Tupas era un personaje curioso; rechoncho y de baja estatura, iba adornado con infinidad de collares y pendientes de oro, vestía una especie de sari blanco de seda y en la mano derecha llevaba un bastoncito de oro macizo. Era indudable que quería deslumbrar a los expedicionarios con sus riquezas. La parte de su cuerpo que se podía ver estaba profusamente tatuada con toda clase de pájaros exóticos. A su alrededor pululaban media docena de sirvientes, uno de los cuales portaba una sombrilla para protegerle del sol.

Legazpi le recibió con toda la pompa que merecían las circunstancias, rodeado de sus oficiales y clérigos, portando todos sus mejores galas. En lo alto de un mástil, ondeaba en el centro del fuerte la insignia de Castilla.

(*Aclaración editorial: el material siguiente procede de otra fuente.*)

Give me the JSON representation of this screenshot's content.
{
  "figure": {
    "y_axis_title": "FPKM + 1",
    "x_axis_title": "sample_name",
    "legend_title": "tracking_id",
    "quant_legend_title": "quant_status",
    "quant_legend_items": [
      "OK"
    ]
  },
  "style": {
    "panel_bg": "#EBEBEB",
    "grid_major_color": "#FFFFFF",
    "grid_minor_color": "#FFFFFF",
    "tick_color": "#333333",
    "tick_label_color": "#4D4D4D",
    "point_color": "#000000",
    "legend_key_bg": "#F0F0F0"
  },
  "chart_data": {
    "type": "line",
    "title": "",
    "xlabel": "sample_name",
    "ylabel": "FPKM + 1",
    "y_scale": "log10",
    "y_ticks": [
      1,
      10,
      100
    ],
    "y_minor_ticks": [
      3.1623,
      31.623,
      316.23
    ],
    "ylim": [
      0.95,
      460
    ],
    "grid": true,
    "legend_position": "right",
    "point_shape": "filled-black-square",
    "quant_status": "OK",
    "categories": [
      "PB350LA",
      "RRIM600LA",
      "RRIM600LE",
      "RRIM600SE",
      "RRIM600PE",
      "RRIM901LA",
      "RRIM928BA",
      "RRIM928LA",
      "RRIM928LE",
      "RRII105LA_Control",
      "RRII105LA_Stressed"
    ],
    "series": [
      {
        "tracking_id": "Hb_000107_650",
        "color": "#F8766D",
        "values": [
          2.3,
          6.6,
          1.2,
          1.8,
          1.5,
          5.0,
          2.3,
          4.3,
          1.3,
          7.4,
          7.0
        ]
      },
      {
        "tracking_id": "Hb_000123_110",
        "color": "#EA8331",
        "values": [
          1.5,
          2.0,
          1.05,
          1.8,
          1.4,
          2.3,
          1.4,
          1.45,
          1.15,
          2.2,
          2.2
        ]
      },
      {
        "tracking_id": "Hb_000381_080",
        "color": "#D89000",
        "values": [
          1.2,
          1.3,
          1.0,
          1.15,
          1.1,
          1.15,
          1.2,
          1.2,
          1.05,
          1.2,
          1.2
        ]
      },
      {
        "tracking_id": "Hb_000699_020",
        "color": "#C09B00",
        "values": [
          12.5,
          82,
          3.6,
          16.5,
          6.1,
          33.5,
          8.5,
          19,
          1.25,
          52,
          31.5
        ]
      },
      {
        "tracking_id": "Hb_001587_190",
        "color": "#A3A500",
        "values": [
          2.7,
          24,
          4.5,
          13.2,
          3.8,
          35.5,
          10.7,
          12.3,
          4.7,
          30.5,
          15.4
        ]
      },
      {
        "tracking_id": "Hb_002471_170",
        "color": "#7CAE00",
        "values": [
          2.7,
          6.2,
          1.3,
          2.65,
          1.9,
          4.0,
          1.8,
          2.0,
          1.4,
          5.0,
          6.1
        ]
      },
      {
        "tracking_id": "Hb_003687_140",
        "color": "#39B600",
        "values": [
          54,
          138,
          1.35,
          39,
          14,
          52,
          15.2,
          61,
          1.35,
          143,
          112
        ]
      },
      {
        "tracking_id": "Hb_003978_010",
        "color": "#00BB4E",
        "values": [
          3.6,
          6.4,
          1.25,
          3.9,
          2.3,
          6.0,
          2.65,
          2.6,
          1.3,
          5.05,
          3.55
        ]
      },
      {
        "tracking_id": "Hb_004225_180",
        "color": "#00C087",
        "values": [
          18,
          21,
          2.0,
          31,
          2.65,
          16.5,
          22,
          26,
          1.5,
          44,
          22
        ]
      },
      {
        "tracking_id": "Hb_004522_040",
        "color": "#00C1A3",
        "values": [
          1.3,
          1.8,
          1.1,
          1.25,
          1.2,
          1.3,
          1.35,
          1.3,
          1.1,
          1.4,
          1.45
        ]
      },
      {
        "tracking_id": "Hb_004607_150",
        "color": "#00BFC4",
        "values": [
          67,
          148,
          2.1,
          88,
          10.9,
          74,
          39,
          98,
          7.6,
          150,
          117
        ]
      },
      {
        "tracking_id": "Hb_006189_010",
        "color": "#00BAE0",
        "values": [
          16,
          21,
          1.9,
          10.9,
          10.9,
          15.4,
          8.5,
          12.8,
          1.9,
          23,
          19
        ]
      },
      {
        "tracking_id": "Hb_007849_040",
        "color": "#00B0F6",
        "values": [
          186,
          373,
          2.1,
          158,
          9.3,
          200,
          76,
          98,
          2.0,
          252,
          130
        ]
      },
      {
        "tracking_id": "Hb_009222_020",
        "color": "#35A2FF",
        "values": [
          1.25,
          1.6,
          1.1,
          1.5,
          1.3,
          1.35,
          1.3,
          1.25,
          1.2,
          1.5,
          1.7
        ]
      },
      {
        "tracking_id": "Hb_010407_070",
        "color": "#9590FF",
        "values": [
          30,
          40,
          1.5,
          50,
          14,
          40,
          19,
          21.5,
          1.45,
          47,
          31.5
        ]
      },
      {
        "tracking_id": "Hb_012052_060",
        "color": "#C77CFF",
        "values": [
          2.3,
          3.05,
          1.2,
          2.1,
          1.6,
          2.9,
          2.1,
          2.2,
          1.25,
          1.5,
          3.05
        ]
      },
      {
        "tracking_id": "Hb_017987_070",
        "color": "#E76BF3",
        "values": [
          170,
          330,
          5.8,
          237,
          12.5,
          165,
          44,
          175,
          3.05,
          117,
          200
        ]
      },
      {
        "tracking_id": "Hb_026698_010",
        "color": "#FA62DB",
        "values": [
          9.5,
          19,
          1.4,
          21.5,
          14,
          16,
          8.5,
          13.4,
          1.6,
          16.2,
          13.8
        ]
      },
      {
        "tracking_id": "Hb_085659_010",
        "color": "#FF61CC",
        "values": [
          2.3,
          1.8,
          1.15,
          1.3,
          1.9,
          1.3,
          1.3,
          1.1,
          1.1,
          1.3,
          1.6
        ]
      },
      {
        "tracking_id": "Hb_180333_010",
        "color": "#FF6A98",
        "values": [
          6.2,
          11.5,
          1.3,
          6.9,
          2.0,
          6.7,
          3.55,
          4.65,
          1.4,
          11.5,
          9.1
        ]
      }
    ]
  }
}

Tupas manifestó sus deseos de sangrarse con el capitán general, a lo que Legazpi accedió de buena gana y, una vez llevada a cabo esta ceremonia, el gobernador dijo a sus visitantes que «quería descubrirles su corazón».

Su discurso, traducido por un intérprete, constituyó la historia detallada de la llegada de Magallanes a Cebú, la profesión de fe de los cebuanos y su traición y apostasía ulteriores. El capitán general se extendió luego en consideraciones acerca de la conducta seguida por él con Tupas y sus súbditos.